Milliken receives 5 to 10 percent of its total power needs from its hydroelectric plant in South Carolina, which provides power to a couple of local plants, with the rest sold locally and into the grid. The company's LaGrange, Ga., carpet manufacturing plant uses more than 80 percent of the LFG produced at the LaGrange landfill, which also provides LFG to Interface's carpet plant in LaGrange. LFG comprises 20 percent of the boiler fuel consumed at Milliken's plant. An LFG project also is underway to provide fuel to its plant in Inman, S.C.
Since the mid-1990s, wastewater biosolids have been used as boiler fuel at Milliken plants where they are generated. "This has allowed us to take them out of landfills and get energy value out of them as well," Carlile said. The company also diverts solid waste to waste-to-energy (WTE) facilities for use by other entities.
The landfill gas plant at the LaGrange, Ga., landfill harvests methane gas and supplies it to plants operated by Milliken Carpet and Interface Inc. to provide part of their energy needs.
Dalton, Ga.-based Shaw Industries Inc. -- a manufacturer of carpet, hardwood, laminate and tile flooring products -- annually converts some 18,000 tons of post-industrial carpet waste and wood flour to steam energy at its WTE gasification plant in Dalton, reporting the energy produced saves more than 2.5 million gallons of fossil fuel at an adjoining laminate plant. Another project called Re2E (Reclaim-to-Energy) is underway that will convert more than 38,000 tons of post-industrial and post-consumer carpet to provide more than 90 percent of the steam and half of the electricity needs at one of its carpet plants in Dalton. The project is expected to cut steam production costs significantly.

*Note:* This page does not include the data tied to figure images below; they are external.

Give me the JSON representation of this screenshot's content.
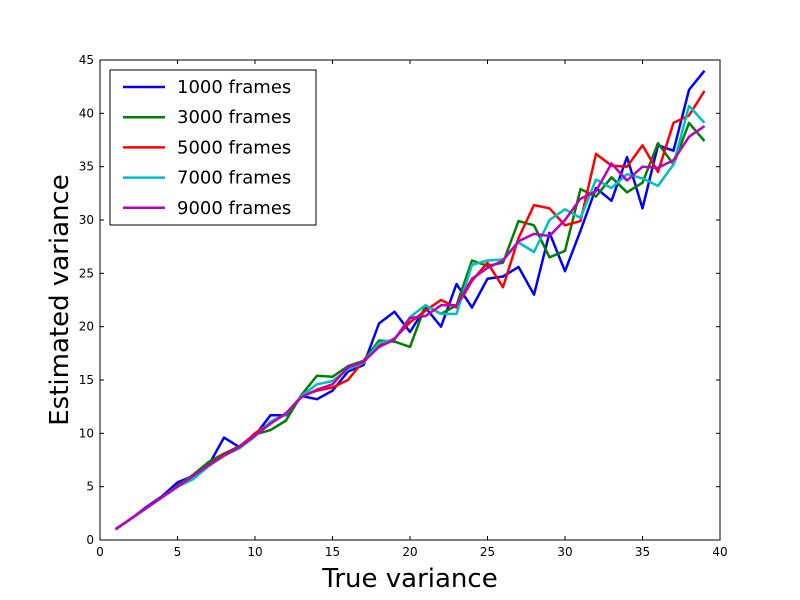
{
  "chart_data": {
    "type": "line",
    "title": "",
    "xlabel": "True variance",
    "ylabel": "Estimated variance",
    "xlim": [
      0,
      40
    ],
    "ylim": [
      0,
      45
    ],
    "xticks": [
      0,
      5,
      10,
      15,
      20,
      25,
      30,
      35,
      40
    ],
    "yticks": [
      0,
      5,
      10,
      15,
      20,
      25,
      30,
      35,
      40,
      45
    ],
    "grid": false,
    "legend_position": "top-left",
    "x": [
      1,
      2,
      3,
      4,
      5,
      6,
      7,
      8,
      9,
      10,
      11,
      12,
      13,
      14,
      15,
      16,
      17,
      18,
      19,
      20,
      21,
      22,
      23,
      24,
      25,
      26,
      27,
      28,
      29,
      30,
      31,
      32,
      33,
      34,
      35,
      36,
      37,
      38,
      39
    ],
    "series": [
      {
        "name": "1000 frames",
        "color": "#0000ff",
        "values": [
          1.0,
          2.0,
          3.1,
          4.1,
          5.4,
          6.0,
          7.0,
          9.6,
          8.7,
          9.8,
          11.7,
          11.7,
          13.5,
          13.2,
          14.0,
          15.8,
          16.4,
          20.3,
          21.4,
          19.5,
          21.8,
          20.0,
          24.0,
          21.8,
          24.5,
          24.7,
          25.6,
          23.0,
          28.8,
          25.2,
          29.0,
          33.0,
          31.8,
          35.9,
          31.1,
          37.0,
          36.5,
          42.2,
          44.0
        ]
      },
      {
        "name": "3000 frames",
        "color": "#008000",
        "values": [
          1.0,
          2.0,
          3.0,
          4.0,
          5.1,
          6.1,
          7.3,
          8.1,
          8.8,
          9.9,
          10.3,
          11.2,
          13.6,
          15.4,
          15.3,
          16.3,
          16.8,
          18.7,
          18.6,
          18.1,
          22.0,
          21.2,
          22.0,
          26.2,
          25.7,
          26.0,
          29.9,
          29.5,
          26.5,
          27.1,
          32.9,
          32.2,
          34.0,
          32.6,
          33.5,
          37.2,
          35.2,
          39.1,
          37.4
        ]
      },
      {
        "name": "5000 frames",
        "color": "#ff0000",
        "values": [
          1.0,
          2.0,
          3.0,
          4.0,
          5.0,
          6.0,
          7.0,
          8.0,
          8.7,
          10.0,
          11.0,
          11.8,
          13.5,
          14.0,
          14.3,
          15.0,
          16.8,
          18.2,
          18.9,
          20.4,
          21.5,
          22.5,
          21.8,
          24.3,
          26.0,
          23.7,
          28.3,
          31.4,
          31.1,
          29.5,
          29.9,
          36.2,
          35.1,
          35.0,
          37.0,
          34.5,
          39.1,
          39.8,
          42.1
        ]
      },
      {
        "name": "7000 frames",
        "color": "#00bfbf",
        "values": [
          1.0,
          2.0,
          3.0,
          4.0,
          5.0,
          5.7,
          6.9,
          7.9,
          8.6,
          9.7,
          11.1,
          11.8,
          13.5,
          14.6,
          14.9,
          16.0,
          16.6,
          18.5,
          18.8,
          20.9,
          22.0,
          21.2,
          21.2,
          25.8,
          26.2,
          26.3,
          27.9,
          27.0,
          30.0,
          31.0,
          30.2,
          33.8,
          33.0,
          34.3,
          33.9,
          33.2,
          35.2,
          40.7,
          39.1
        ]
      },
      {
        "name": "9000 frames",
        "color": "#bf00bf",
        "values": [
          1.0,
          2.0,
          3.0,
          4.0,
          5.0,
          6.0,
          7.0,
          7.9,
          8.7,
          9.8,
          10.9,
          11.9,
          13.4,
          14.1,
          14.6,
          16.2,
          16.7,
          18.1,
          18.8,
          20.8,
          21.0,
          22.0,
          22.0,
          24.5,
          25.5,
          26.2,
          28.0,
          28.7,
          28.5,
          30.0,
          32.0,
          32.7,
          35.3,
          33.7,
          35.0,
          34.9,
          35.6,
          37.8,
          38.8
        ]
      }
    ]
  }
}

Shaw's Andalusia, Ala., yarn plant is replacing some of the diesel fuel that backs up the natural gas used in its operation with biodiesel derived from used cooking oil it collects from local businesses, employees and the City of Andalusia. Cary Baker, the plant's director of operations, said the "Yellow Grease" reduces the plant's fuel costs as well as suppliers' disposal costs. "We've probably saved $10,000 to $12,000 year-to-date," he said, adding that the savings are transferred to the plant's freight account to improve competitiveness in that area of the business.

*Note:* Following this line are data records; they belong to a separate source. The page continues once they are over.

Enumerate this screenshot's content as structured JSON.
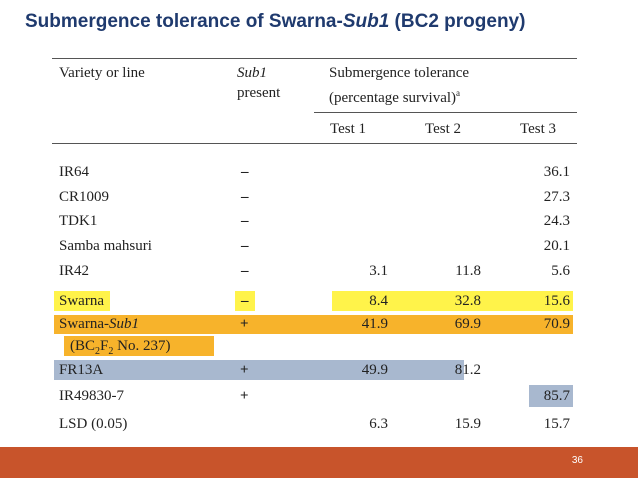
{
  "title": {
    "prefix": "Submergence tolerance of Swarna-",
    "italic": "Sub1",
    "suffix": " (BC2 progeny)"
  },
  "table": {
    "headers": {
      "variety": "Variety or line",
      "sub1_line1": "Sub1",
      "sub1_line2": "present",
      "group_line1": "Submergence tolerance",
      "group_line2": "(percentage survival)",
      "group_sup": "a",
      "test1": "Test 1",
      "test2": "Test 2",
      "test3": "Test 3"
    },
    "rows": [
      {
        "name": "IR64",
        "sub1": "–",
        "t1": "",
        "t2": "",
        "t3": "36.1"
      },
      {
        "name": "CR1009",
        "sub1": "–",
        "t1": "",
        "t2": "",
        "t3": "27.3"
      },
      {
        "name": "TDK1",
        "sub1": "–",
        "t1": "",
        "t2": "",
        "t3": "24.3"
      },
      {
        "name": "Samba mahsuri",
        "sub1": "–",
        "t1": "",
        "t2": "",
        "t3": "20.1"
      },
      {
        "name": "IR42",
        "sub1": "–",
        "t1": "3.1",
        "t2": "11.8",
        "t3": "5.6"
      },
      {
        "name": "Swarna",
        "sub1": "–",
        "t1": "8.4",
        "t2": "32.8",
        "t3": "15.6"
      },
      {
        "name_prefix": "Swarna-",
        "name_italic": "Sub1",
        "sub_note_a": "(BC",
        "sub_note_b": "2",
        "sub_note_c": "F",
        "sub_note_d": "2",
        "sub_note_e": " No. 237)",
        "sub1": "+",
        "t1": "41.9",
        "t2": "69.9",
        "t3": "70.9"
      },
      {
        "name": "FR13A",
        "sub1": "+",
        "t1": "49.9",
        "t2": "81.2",
        "t3": ""
      },
      {
        "name": "IR49830-7",
        "sub1": "+",
        "t1": "",
        "t2": "",
        "t3": "85.7"
      },
      {
        "name": "LSD (0.05)",
        "sub1": "",
        "t1": "6.3",
        "t2": "15.9",
        "t3": "15.7"
      }
    ]
  },
  "colors": {
    "title": "#1f3a6e",
    "yellow_highlight": "#fff34a",
    "orange_highlight": "#f7b32b",
    "blue_highlight": "#a8b8cf",
    "footer": "#c8542b"
  },
  "footer": {
    "page_number": "36"
  }
}
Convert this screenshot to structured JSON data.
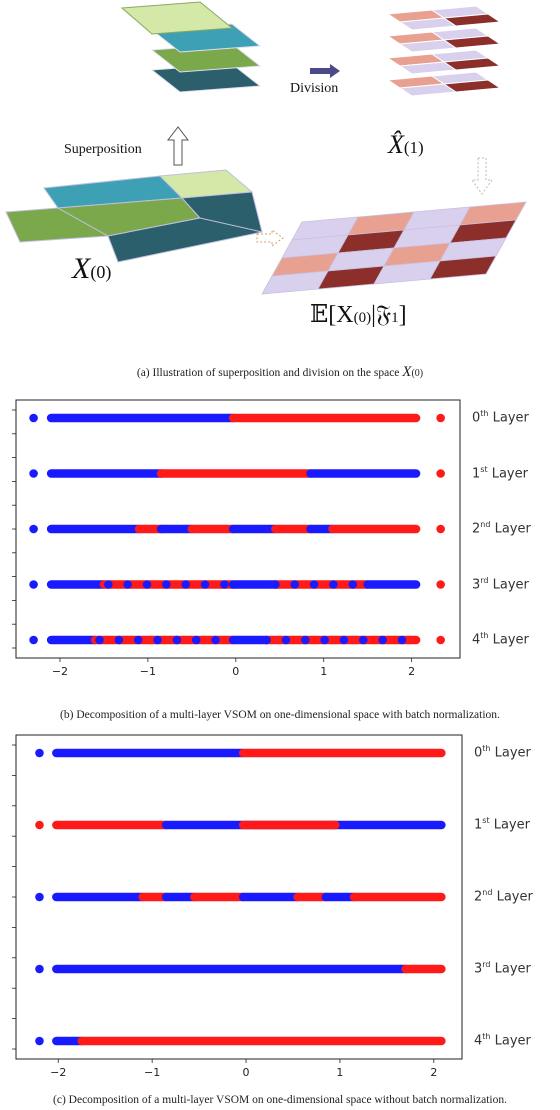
{
  "figure_a": {
    "superposition_label": "Superposition",
    "division_label": "Division",
    "x0_label": "X",
    "x0_sub": "(0)",
    "xhat_label": "X̂",
    "xhat_sub": "(1)",
    "expectation_label": "𝔼[X",
    "expectation_sub": "(0)",
    "expectation_rest": "|𝔉",
    "expectation_sub2": "1",
    "expectation_close": "]",
    "caption": "(a) Illustration of superposition and division on the space",
    "caption_math": "X",
    "caption_math_sub": "(0)"
  },
  "colors": {
    "blue": "#1a1aff",
    "red": "#ff1a1a",
    "tile_light_green": "#d4e8a8",
    "tile_teal": "#3ea0b4",
    "tile_green": "#7aa84a",
    "tile_dark_teal": "#2b5f6b",
    "tile_pink": "#e8a090",
    "tile_lavender": "#d8d0ec",
    "tile_maroon": "#8c2e2a"
  },
  "figure_b": {
    "caption": "(b) Decomposition of a multi-layer VSOM on one-dimensional space with batch normalization."
  },
  "figure_c": {
    "caption": "(c) Decomposition of a multi-layer VSOM on one-dimensional space without batch normalization."
  },
  "chart_data": [
    {
      "type": "scatter",
      "title": "",
      "xlabel": "",
      "ylabel": "",
      "xlim": [
        -2.5,
        2.55
      ],
      "xticks": [
        -2,
        -1,
        0,
        1,
        2
      ],
      "xtick_labels": [
        "−2",
        "−1",
        "0",
        "1",
        "2"
      ],
      "layers": [
        {
          "ord": "0",
          "suffix": "th",
          "name": "Layer",
          "segments": [
            [
              -2.3,
              -2.3,
              "blue"
            ],
            [
              -2.1,
              -0.03,
              "blue"
            ],
            [
              -0.03,
              2.05,
              "red"
            ],
            [
              2.33,
              2.33,
              "red"
            ]
          ]
        },
        {
          "ord": "1",
          "suffix": "st",
          "name": "Layer",
          "segments": [
            [
              -2.3,
              -2.3,
              "blue"
            ],
            [
              -2.1,
              -0.85,
              "blue"
            ],
            [
              -0.85,
              0.85,
              "red"
            ],
            [
              0.85,
              2.05,
              "blue"
            ],
            [
              2.33,
              2.33,
              "red"
            ]
          ]
        },
        {
          "ord": "2",
          "suffix": "nd",
          "name": "Layer",
          "segments": [
            [
              -2.3,
              -2.3,
              "blue"
            ],
            [
              -2.1,
              -1.1,
              "blue"
            ],
            [
              -1.1,
              -0.85,
              "red"
            ],
            [
              -0.85,
              -0.5,
              "blue"
            ],
            [
              -0.5,
              -0.03,
              "red"
            ],
            [
              -0.03,
              0.45,
              "blue"
            ],
            [
              0.45,
              0.85,
              "red"
            ],
            [
              0.85,
              1.1,
              "blue"
            ],
            [
              1.1,
              2.05,
              "red"
            ],
            [
              2.33,
              2.33,
              "red"
            ]
          ]
        },
        {
          "ord": "3",
          "suffix": "rd",
          "name": "Layer",
          "segments": [
            [
              -2.3,
              -2.3,
              "blue"
            ],
            [
              -2.1,
              -1.5,
              "blue"
            ],
            [
              -1.5,
              -0.03,
              "red"
            ],
            [
              -0.03,
              0.45,
              "blue"
            ],
            [
              0.45,
              1.5,
              "red"
            ],
            [
              1.5,
              2.05,
              "blue"
            ],
            [
              2.33,
              2.33,
              "red"
            ]
          ],
          "mixed": [
            [
              -1.45,
              -0.05
            ],
            [
              0.45,
              1.45
            ]
          ]
        },
        {
          "ord": "4",
          "suffix": "th",
          "name": "Layer",
          "segments": [
            [
              -2.3,
              -2.3,
              "blue"
            ],
            [
              -2.1,
              -1.6,
              "blue"
            ],
            [
              -1.6,
              -0.03,
              "red"
            ],
            [
              -0.03,
              0.35,
              "blue"
            ],
            [
              0.35,
              2.05,
              "red"
            ],
            [
              2.33,
              2.33,
              "red"
            ]
          ],
          "mixed": [
            [
              -1.55,
              -0.05
            ],
            [
              0.35,
              1.9
            ]
          ]
        }
      ]
    },
    {
      "type": "scatter",
      "title": "",
      "xlabel": "",
      "ylabel": "",
      "xlim": [
        -2.45,
        2.3
      ],
      "xticks": [
        -2,
        -1,
        0,
        1,
        2
      ],
      "xtick_labels": [
        "−2",
        "−1",
        "0",
        "1",
        "2"
      ],
      "layers": [
        {
          "ord": "0",
          "suffix": "th",
          "name": "Layer",
          "segments": [
            [
              -2.2,
              -2.2,
              "blue"
            ],
            [
              -2.02,
              -0.03,
              "blue"
            ],
            [
              -0.03,
              2.08,
              "red"
            ]
          ]
        },
        {
          "ord": "1",
          "suffix": "st",
          "name": "Layer",
          "segments": [
            [
              -2.2,
              -2.2,
              "red"
            ],
            [
              -2.02,
              -0.85,
              "red"
            ],
            [
              -0.85,
              0.95,
              "blue"
            ],
            [
              0.95,
              2.08,
              "blue"
            ]
          ],
          "extra": [
            [
              -0.03,
              0.95,
              "red"
            ]
          ]
        },
        {
          "ord": "2",
          "suffix": "nd",
          "name": "Layer",
          "segments": [
            [
              -2.2,
              -2.2,
              "blue"
            ],
            [
              -2.02,
              -1.1,
              "blue"
            ],
            [
              -1.1,
              -0.85,
              "red"
            ],
            [
              -0.85,
              -0.55,
              "blue"
            ],
            [
              -0.55,
              -0.03,
              "red"
            ],
            [
              -0.03,
              0.55,
              "blue"
            ],
            [
              0.55,
              0.85,
              "red"
            ],
            [
              0.85,
              1.15,
              "blue"
            ],
            [
              1.15,
              2.08,
              "red"
            ]
          ]
        },
        {
          "ord": "3",
          "suffix": "rd",
          "name": "Layer",
          "segments": [
            [
              -2.2,
              -2.2,
              "blue"
            ],
            [
              -2.02,
              1.7,
              "blue"
            ],
            [
              1.7,
              2.08,
              "red"
            ]
          ]
        },
        {
          "ord": "4",
          "suffix": "th",
          "name": "Layer",
          "segments": [
            [
              -2.2,
              -2.2,
              "blue"
            ],
            [
              -2.02,
              -1.75,
              "blue"
            ],
            [
              -1.75,
              2.08,
              "red"
            ]
          ]
        }
      ]
    }
  ]
}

These measures support Shaw's goal to derive 10 percent of its power from alternative sources by 2017 as well as reduce waste sent to landfills.
Hydropower is the source of more than 91 percent of the energy used by Canada-based contract, residential, outdoor and apparel fabric producer Victor Group Inc. at its Canadian locations. In addition, the company's manufacturing facility in Fall River, Mass., offsets a portion of its electricity usage internally with RECs from the Canadian operations, and is investigating local green energy options for future use if needed, according to Paul Bennotti, marketing director.
Orwigsburg, Pa.-based knitwear and fabric producer FesslerUSA expects to provide 90 percent of its electricity needs from a 1-megawatt solar array planned for its Deer Lake manufacturing plant, making it immune to an expected 40-percent jump in Pennsylvania's industrial electric rates after the first of next year. The company also has installed more efficient lighting and variable speed drives on some motors, and applied reflective paint where it can be effective, said Jenny Russo, financial analyst.